Stephen’s mother was a nurse. She helped deliver my youngest sister. That was just before her diagnosis. When we moved from Jersey to Florida, she needed a cane, but was not yet in a wheelchair.
My clearest memory of her is after a blizzard hit the neighborhood and she told my older sister, if she kept shoveling snow into her driveway, she was going to go into her closet and get her shotgun.
The guy at the hardware store convinced me to buy a bag of concrete mix. He said, spending so much on a birdfeeder, I might as well install it properly.
When I got home, I picked a spot near the lemon tree. There’s an old oak tree on the edge of my property, its roots webbed under my yard. To dig a hole, I needed a pick axe.
I stuck the birdfeeder in the hole, poured in the concrete mix and soaked it with the hose.
While it set, I walked around the tree, checking to see if any of the lemons had begun to ripen. It was important to get them off the tree as soon as they turned yellow. Otherwise, the birds would peck holes in them, creating passageways for the bugs.

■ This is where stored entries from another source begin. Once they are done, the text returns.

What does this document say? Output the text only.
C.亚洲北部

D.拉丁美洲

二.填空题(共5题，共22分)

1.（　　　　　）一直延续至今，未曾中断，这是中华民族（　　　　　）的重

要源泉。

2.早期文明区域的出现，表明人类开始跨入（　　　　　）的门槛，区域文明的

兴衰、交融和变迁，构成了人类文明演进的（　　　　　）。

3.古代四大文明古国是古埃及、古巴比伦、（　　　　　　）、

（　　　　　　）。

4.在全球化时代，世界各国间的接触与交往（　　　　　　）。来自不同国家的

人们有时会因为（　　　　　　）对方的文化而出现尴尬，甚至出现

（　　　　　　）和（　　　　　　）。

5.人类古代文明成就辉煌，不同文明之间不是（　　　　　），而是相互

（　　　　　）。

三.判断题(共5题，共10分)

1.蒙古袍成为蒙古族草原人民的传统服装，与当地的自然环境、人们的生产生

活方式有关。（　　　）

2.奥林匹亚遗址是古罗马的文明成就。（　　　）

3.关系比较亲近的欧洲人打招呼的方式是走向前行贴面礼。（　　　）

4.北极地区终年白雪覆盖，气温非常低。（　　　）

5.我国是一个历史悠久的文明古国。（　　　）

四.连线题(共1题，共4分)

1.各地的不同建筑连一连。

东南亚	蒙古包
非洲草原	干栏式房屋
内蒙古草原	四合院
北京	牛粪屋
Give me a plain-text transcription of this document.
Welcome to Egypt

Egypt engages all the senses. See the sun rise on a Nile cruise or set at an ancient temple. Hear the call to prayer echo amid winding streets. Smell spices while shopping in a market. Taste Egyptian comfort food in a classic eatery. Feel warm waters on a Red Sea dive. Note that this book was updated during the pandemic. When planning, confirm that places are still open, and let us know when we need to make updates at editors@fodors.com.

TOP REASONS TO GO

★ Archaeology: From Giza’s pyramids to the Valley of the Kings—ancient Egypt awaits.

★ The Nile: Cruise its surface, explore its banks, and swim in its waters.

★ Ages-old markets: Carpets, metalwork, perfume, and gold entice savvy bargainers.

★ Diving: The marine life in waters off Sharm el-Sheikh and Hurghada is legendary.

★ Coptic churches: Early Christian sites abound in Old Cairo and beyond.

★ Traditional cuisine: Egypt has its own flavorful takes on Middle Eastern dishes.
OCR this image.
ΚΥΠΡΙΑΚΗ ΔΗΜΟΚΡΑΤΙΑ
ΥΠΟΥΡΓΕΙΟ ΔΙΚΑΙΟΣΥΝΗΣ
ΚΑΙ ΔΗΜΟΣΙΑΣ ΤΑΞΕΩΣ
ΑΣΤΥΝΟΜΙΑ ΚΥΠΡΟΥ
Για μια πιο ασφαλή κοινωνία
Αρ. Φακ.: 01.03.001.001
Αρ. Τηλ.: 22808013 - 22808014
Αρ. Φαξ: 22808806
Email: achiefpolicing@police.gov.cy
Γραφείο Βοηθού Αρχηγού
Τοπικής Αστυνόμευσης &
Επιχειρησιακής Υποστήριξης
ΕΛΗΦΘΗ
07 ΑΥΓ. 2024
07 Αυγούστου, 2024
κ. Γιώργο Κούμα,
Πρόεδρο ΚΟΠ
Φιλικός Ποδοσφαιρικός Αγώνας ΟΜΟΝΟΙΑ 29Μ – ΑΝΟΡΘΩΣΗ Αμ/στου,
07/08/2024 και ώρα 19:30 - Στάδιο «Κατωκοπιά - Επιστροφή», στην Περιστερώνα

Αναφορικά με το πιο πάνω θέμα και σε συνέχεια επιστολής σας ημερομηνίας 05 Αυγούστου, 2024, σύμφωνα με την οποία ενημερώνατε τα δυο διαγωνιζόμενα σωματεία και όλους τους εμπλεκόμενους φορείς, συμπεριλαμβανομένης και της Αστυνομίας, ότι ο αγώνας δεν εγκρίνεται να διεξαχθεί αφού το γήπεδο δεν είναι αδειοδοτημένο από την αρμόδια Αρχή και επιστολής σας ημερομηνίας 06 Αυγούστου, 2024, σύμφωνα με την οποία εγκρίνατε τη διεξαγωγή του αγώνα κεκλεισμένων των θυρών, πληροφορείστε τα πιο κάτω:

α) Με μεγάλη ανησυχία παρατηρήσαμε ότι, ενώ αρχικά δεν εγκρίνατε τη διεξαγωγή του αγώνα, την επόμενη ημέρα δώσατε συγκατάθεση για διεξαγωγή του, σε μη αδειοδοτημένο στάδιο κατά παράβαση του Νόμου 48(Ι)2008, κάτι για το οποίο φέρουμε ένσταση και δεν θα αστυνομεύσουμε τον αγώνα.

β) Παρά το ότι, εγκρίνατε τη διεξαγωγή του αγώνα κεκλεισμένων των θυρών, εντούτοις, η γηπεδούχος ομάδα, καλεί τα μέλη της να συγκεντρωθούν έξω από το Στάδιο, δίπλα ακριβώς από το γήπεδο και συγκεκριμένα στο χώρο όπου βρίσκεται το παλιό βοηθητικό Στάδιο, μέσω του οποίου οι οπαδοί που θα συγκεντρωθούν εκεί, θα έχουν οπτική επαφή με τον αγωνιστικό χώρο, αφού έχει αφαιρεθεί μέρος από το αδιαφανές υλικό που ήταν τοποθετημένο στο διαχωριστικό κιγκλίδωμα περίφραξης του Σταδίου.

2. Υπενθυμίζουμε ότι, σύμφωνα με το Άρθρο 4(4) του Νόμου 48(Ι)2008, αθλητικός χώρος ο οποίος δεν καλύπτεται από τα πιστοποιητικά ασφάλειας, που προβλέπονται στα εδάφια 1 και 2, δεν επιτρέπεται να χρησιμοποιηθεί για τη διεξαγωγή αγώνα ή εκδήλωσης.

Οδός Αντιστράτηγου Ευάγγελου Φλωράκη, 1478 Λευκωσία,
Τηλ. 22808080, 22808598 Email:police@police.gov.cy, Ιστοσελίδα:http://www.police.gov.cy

I opened the bag of sunflower seeds and tasted one. It had no flavor. I didn’t see how they were going to compete with the lemons. The sugary lemons on that tree, they are hard to resist.
I went back to the birdfeeder and felt the concrete. It was solid. I covered it with a layer of topsoil. As I was shoveling the dirt, it occurred to me that the birdfeeder looked a lot like a bungalow my wife and I used to rent.